Sylvia P. Perry, Allison L. Skinner-Dorkenoo, Jamie L. Abaied, and Sara F. Waters

Perspectives on Psychological Science

Popular press articles have advocated for parent–child conversations about race and racism to prevent children from developing racial biases, yet empirical investigations of the impact of racial socialization in White U.S. families are scarce. In an article published in Perspectives on Psychological Science in 2020, Scott et al. warned that, given the lack of empirical evidence, parents might actually do more harm than good by talking to their children about race. In this comment, we draw upon the literature on (a) racial socialization, (b) parenting and parent–child discourse, and (c) the role of nonverbal communication in parental socialization to inform our understanding of parents’ ability to engage in race-related conversations in the absence of empirical guidance. We also highlight emerging evidence of the potential benefits of these conversations (even if parents are uncomfortable).
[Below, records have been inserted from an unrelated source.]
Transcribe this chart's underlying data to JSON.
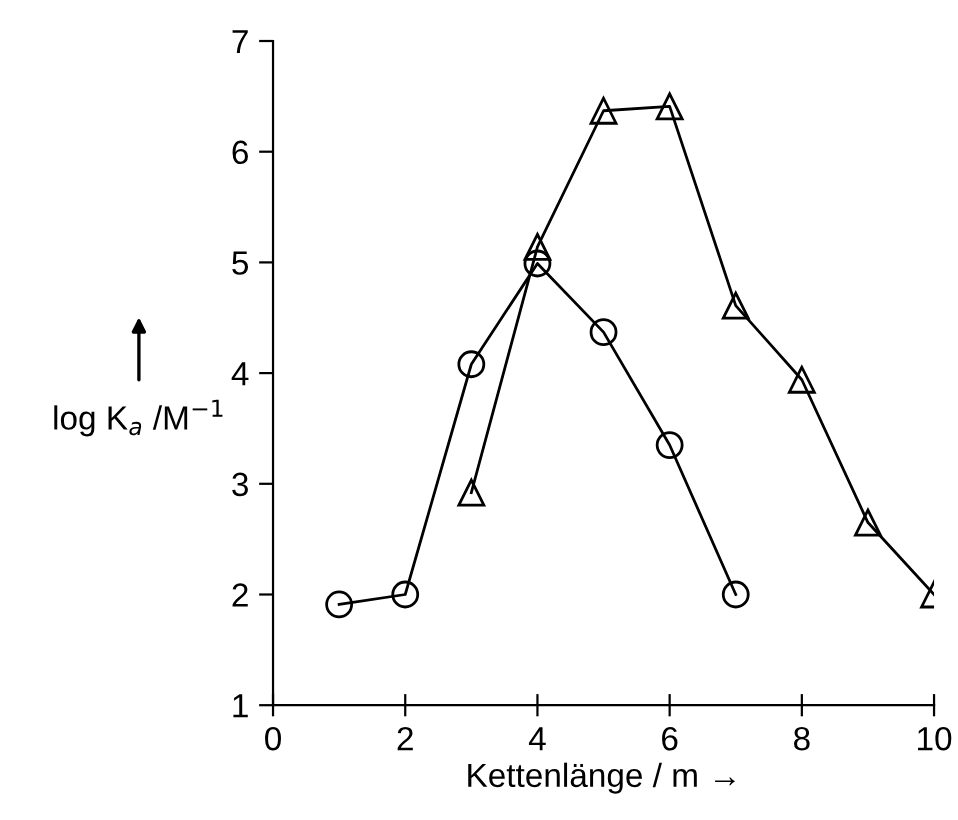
{
  "chart_data": {
    "type": "line",
    "xlabel": "Kettenlänge / m →",
    "ylabel": "log K$_{a}$ /M$^{−1}$",
    "xlim": [
      0,
      10
    ],
    "ylim": [
      1,
      7
    ],
    "xticks": [
      0,
      2,
      4,
      6,
      8,
      10
    ],
    "yticks": [
      1,
      2,
      3,
      4,
      5,
      6,
      7
    ],
    "grid": false,
    "legend": false,
    "line_style": "solid",
    "series": [
      {
        "x": [
          1,
          2,
          3,
          4,
          5,
          6,
          7
        ],
        "values": [
          1.91,
          2.0,
          4.08,
          4.99,
          4.37,
          3.35,
          2.0
        ],
        "color": "#000000",
        "marker": "circle"
      },
      {
        "x": [
          3,
          4,
          5,
          6,
          7,
          8,
          9,
          10
        ],
        "values": [
          2.92,
          5.14,
          6.37,
          6.41,
          4.61,
          3.94,
          2.65,
          2.0
        ],
        "color": "#000000",
        "marker": "triangle"
      }
    ]
  }
}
In sum, the wealth of existing literature suggests that parents can successfully navigate challenging conversations with their children—which tends to result in better outcomes for children than avoiding those conversations. Thus, although we support Scott et al.’s call for researchers to develop more empirical research, we part with the authors’ assertion that researchers need to wait for more sufficient evidence before providing recommendations to White parents—we believe that the time for White families to begin talking about race and racism is now.